Exercise 3: Declarations, definitions and linkage

  1. Which of these are declarations and which are definitions?
  2. Classify the linkages in the above declarations as internal or external.
  3. Which definitions are accessible from another translation unit in the above C file?
  4. What happens if the linker can’t find a function that has external linkage?
  5. Header files often contain only declarations. There is nothing stopping us from putting definitions into the header as well. When would this be useful?

Exercise 4: Task list application

Create an interactive task list application from the provided scaffold.

  1. Your application should load tasks.txt from the current directory and present each line as a task.
  2. Your application should prompt for commands (help, new, delete, move, undo) which manipulate the list.
  3. Your application should save the updated task list and exit once it encounters EOF on stdin.
  4. Your application should be able to handle lines of any length.
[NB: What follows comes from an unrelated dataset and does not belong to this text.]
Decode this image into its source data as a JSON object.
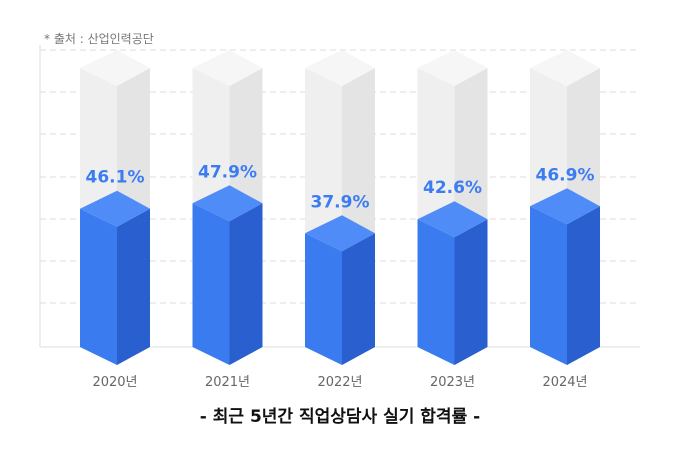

Note: since C does not have generics, we have edited the linked list to store the void* data type, now you can use it to store any pointer type. However, this means that you now have to do more than one allocation for every element stored in the list, which isn’t very efficient. You can trivially upgrade list.h to the version used in the Linux kernel with some preprocessor tricks to prevent the need for any double allocations.